Good Sleep Can Help Prevent Insulin Resistance

High fat diet and sleep deficiency are known to lead to impaired insulin sensitivity, but earlier it wasn’t clear which of these leads to more severe insulin resistance.

The Connection Between Sleep and Diabetes

Diabetes occur when your body fails to break down blood sugar (glucose), leaving your cells starved of energy. Obesity can greatly increase your chances of blood-sugar malfunction. Excess body fat can make it harder for body cells to properly utilize insulin, a vital hormone that maintains normal glucose levels in the body.

So what does sleep has to do with all this? Well, when you don’t get sufficient sleep, your body may need more insulin to maintain normal glucose levels. Actually, inadequate sleep alters the sympathetic nervous system- the main stress control center of the body- and ideal hormonal balance, all of which can greatly affect efficient regulation of glucose.
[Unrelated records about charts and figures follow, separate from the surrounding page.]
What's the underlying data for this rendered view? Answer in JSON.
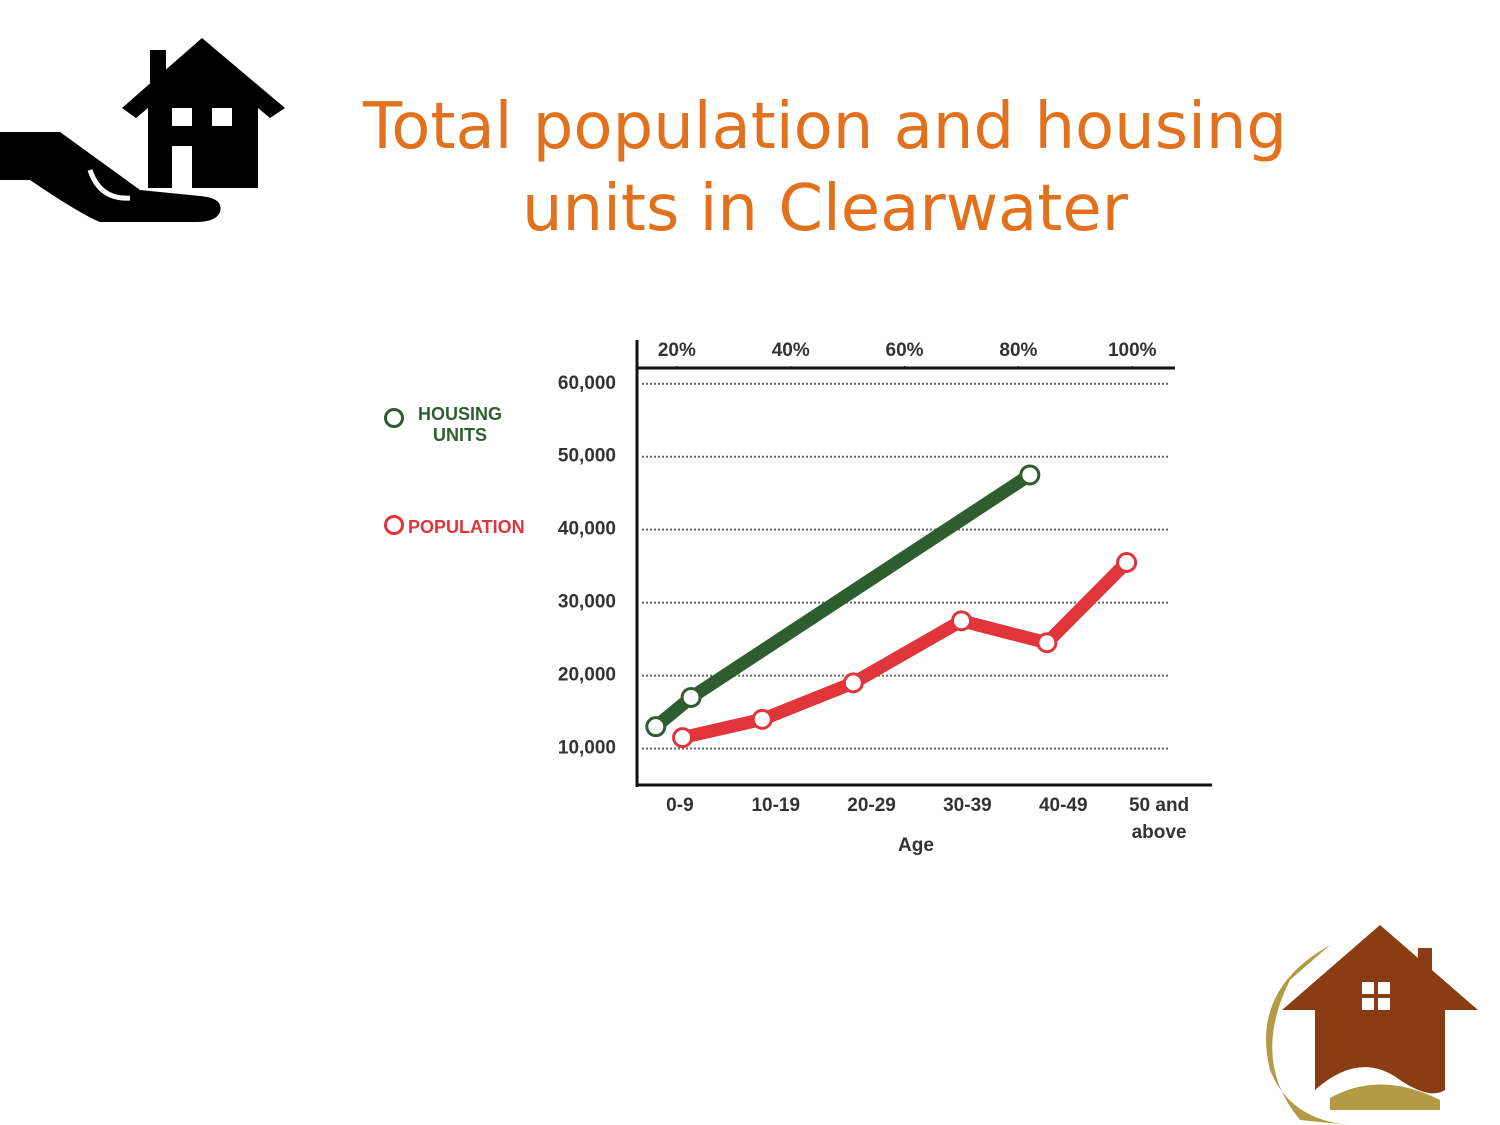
{
  "chart_data": {
    "type": "line",
    "title": "Total population and housing units in Clearwater",
    "x_label": "Age",
    "categories": [
      "0-9",
      "10-19",
      "20-29",
      "30-39",
      "40-49",
      "50 and above"
    ],
    "xlim": [
      13,
      114
    ],
    "xticks": [
      {
        "value": 20,
        "label": "20%"
      },
      {
        "value": 40,
        "label": "40%"
      },
      {
        "value": 60,
        "label": "60%"
      },
      {
        "value": 80,
        "label": "80%"
      },
      {
        "value": 100,
        "label": "100%"
      }
    ],
    "ylim": [
      5000,
      66000
    ],
    "yticks": [
      {
        "value": 10000,
        "label": "10,000"
      },
      {
        "value": 20000,
        "label": "20,000"
      },
      {
        "value": 30000,
        "label": "30,000"
      },
      {
        "value": 40000,
        "label": "40,000"
      },
      {
        "value": 50000,
        "label": "50,000"
      },
      {
        "value": 60000,
        "label": "60,000"
      }
    ],
    "grid": true,
    "series": [
      {
        "name": "HOUSING UNITS",
        "color": "#2e5e30",
        "x": [
          16.3,
          22.5,
          82
        ],
        "values": [
          13000,
          17000,
          47500
        ]
      },
      {
        "name": "POPULATION",
        "color": "#e0353a",
        "x": [
          21,
          35,
          51,
          70,
          85,
          99
        ],
        "values": [
          11500,
          14000,
          19000,
          27500,
          24500,
          35500
        ]
      }
    ]
  }
}
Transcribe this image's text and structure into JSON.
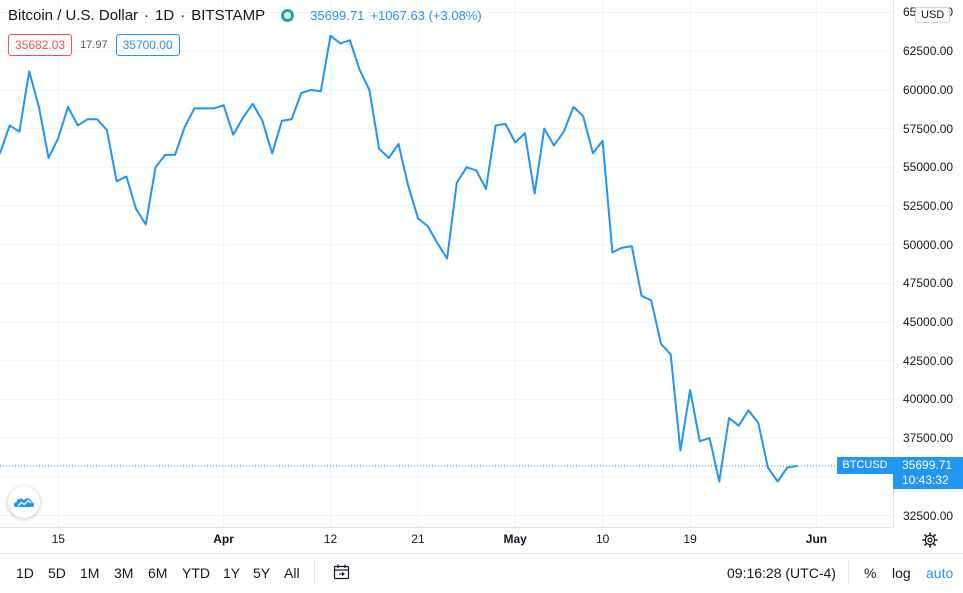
{
  "header": {
    "symbol_title": "Bitcoin / U.S. Dollar",
    "interval": "1D",
    "exchange": "BITSTAMP",
    "last_price": "35699.71",
    "change": "+1067.63 (+3.08%)",
    "bid": "35682.03",
    "spread": "17.97",
    "ask": "35700.00",
    "currency": "USD"
  },
  "price_scale": {
    "ticker_tag": "BTCUSD",
    "last_price_label": "35699.71",
    "countdown": "10:43:32"
  },
  "toolbar": {
    "ranges": [
      "1D",
      "5D",
      "1M",
      "3M",
      "6M",
      "YTD",
      "1Y",
      "5Y",
      "All"
    ],
    "time": "09:16:28 (UTC-4)",
    "percent_label": "%",
    "log_label": "log",
    "auto_label": "auto"
  },
  "colors": {
    "line": "#2196f3",
    "bid": "#ef5350",
    "status": "#26a69a"
  },
  "icons": [
    "status-dot-icon",
    "calendar-range-icon",
    "gear-icon",
    "tradingview-cloud-icon"
  ],
  "chart_data": {
    "type": "line",
    "ylim": [
      31500,
      66000
    ],
    "y_ticks": [
      32500,
      35000,
      37500,
      40000,
      42500,
      45000,
      47500,
      50000,
      52500,
      55000,
      57500,
      60000,
      62500,
      65000
    ],
    "y_tick_labels": [
      "32500.00",
      "35000.00",
      "37500.00",
      "40000.00",
      "42500.00",
      "45000.00",
      "47500.00",
      "50000.00",
      "52500.00",
      "55000.00",
      "57500.00",
      "60000.00",
      "62500.00",
      "65000.00"
    ],
    "x_ticks": [
      "15",
      "Apr",
      "12",
      "21",
      "May",
      "10",
      "19",
      "Jun"
    ],
    "x_tick_bold": [
      false,
      true,
      false,
      false,
      true,
      false,
      false,
      true
    ],
    "last_value": 35699.71,
    "series": [
      {
        "x": [
          "2021-03-09",
          "2021-03-10",
          "2021-03-11",
          "2021-03-12",
          "2021-03-13",
          "2021-03-14",
          "2021-03-15",
          "2021-03-16",
          "2021-03-17",
          "2021-03-18",
          "2021-03-19",
          "2021-03-20",
          "2021-03-21",
          "2021-03-22",
          "2021-03-23",
          "2021-03-24",
          "2021-03-25",
          "2021-03-26",
          "2021-03-27",
          "2021-03-28",
          "2021-03-29",
          "2021-03-30",
          "2021-03-31",
          "2021-04-01",
          "2021-04-02",
          "2021-04-03",
          "2021-04-04",
          "2021-04-05",
          "2021-04-06",
          "2021-04-07",
          "2021-04-08",
          "2021-04-09",
          "2021-04-10",
          "2021-04-11",
          "2021-04-12",
          "2021-04-13",
          "2021-04-14",
          "2021-04-15",
          "2021-04-16",
          "2021-04-17",
          "2021-04-18",
          "2021-04-19",
          "2021-04-20",
          "2021-04-21",
          "2021-04-22",
          "2021-04-23",
          "2021-04-24",
          "2021-04-25",
          "2021-04-26",
          "2021-04-27",
          "2021-04-28",
          "2021-04-29",
          "2021-04-30",
          "2021-05-01",
          "2021-05-02",
          "2021-05-03",
          "2021-05-04",
          "2021-05-05",
          "2021-05-06",
          "2021-05-07",
          "2021-05-08",
          "2021-05-09",
          "2021-05-10",
          "2021-05-11",
          "2021-05-12",
          "2021-05-13",
          "2021-05-14",
          "2021-05-15",
          "2021-05-16",
          "2021-05-17",
          "2021-05-18",
          "2021-05-19",
          "2021-05-20",
          "2021-05-21",
          "2021-05-22",
          "2021-05-23",
          "2021-05-24",
          "2021-05-25",
          "2021-05-26",
          "2021-05-27",
          "2021-05-28",
          "2021-05-29",
          "2021-05-30"
        ],
        "values": [
          55900,
          57700,
          57300,
          61200,
          58900,
          55600,
          56900,
          58900,
          57700,
          58100,
          58100,
          57400,
          54100,
          54400,
          52300,
          51300,
          55000,
          55800,
          55800,
          57600,
          58800,
          58800,
          58800,
          59000,
          57100,
          58200,
          59100,
          58000,
          55900,
          58000,
          58100,
          59800,
          60000,
          59900,
          63500,
          63000,
          63200,
          61300,
          60000,
          56200,
          55600,
          56500,
          53800,
          51700,
          51200,
          50100,
          49100,
          54000,
          55000,
          54800,
          53600,
          57700,
          57800,
          56600,
          57200,
          53300,
          57500,
          56400,
          57300,
          58900,
          58300,
          55900,
          56700,
          49500,
          49800,
          49900,
          46700,
          46400,
          43600,
          42900,
          36700,
          40600,
          37300,
          37500,
          34700,
          38800,
          38300,
          39300,
          38500,
          35600,
          34700,
          35600,
          35700
        ]
      }
    ]
  }
}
Eventually, acute sleeplessness may cause insulin-producing body cells to stop working properly, elevating your glucose levels leaving you wide open to diabetes. In addition, extreme fatigue also jolts our sympathetic nervous system into high gear, reducing its ability to properly regulate blood sugar. Many experts point out that just two or three nights of sleeping three hours or less can temporarily disrupt the process.

Josaine Broussard, PHD, along with his colleagues from Cedars-Sinai Medical Center in Los Angeles, CA studies the canine model to understand the effects of sleep deprivation and high fat diet on insulin sensitivity.

A Night Without Sleep and 6 Months of High Fat Diet have the Save Negative Impact on Insulin Sensitivity

In a study carried out on dogs, insulin sensitivity was measured after a night without sleep and  after six months of high fat diet. It was found that after just one night with no sleep the insulin sensitivity dropped by 32 percent while after six months of high-fat diet, it dropped just 21 percent. This amply indicates the importance of sleep in diabetes prevention. This study also pointed out that further reduction in insulin sensitivity cannot occur after high fat diet has already done the damage. Apart from impaired insulin sensitivity, extensive sleep deprivation can also lead to increased food intake and overall risk of various metabolic diseases. This study demonstrates the significance of adequate sleep in maintaining ideal blood sugar levels and reducing the risk of metabolic diseases like diabetes and obesity.

Dr. Caroline Apovian, a fellow and spokesperson of The Obesity Society, says:

“ It’s very important for health practitioners to emphasize the significance of sleep to their patients. Many patients understand the importance of balanced diet for maintaining optimal health, but they may not have any idea on how critical sleep is for maintaining equilibrium in the body”

Dr. Caroline calls for further research to understand body mechanisms that account for interactions between diet and sleep and their relationship with insulin sensitivity, and whether it improves after adequate sleep.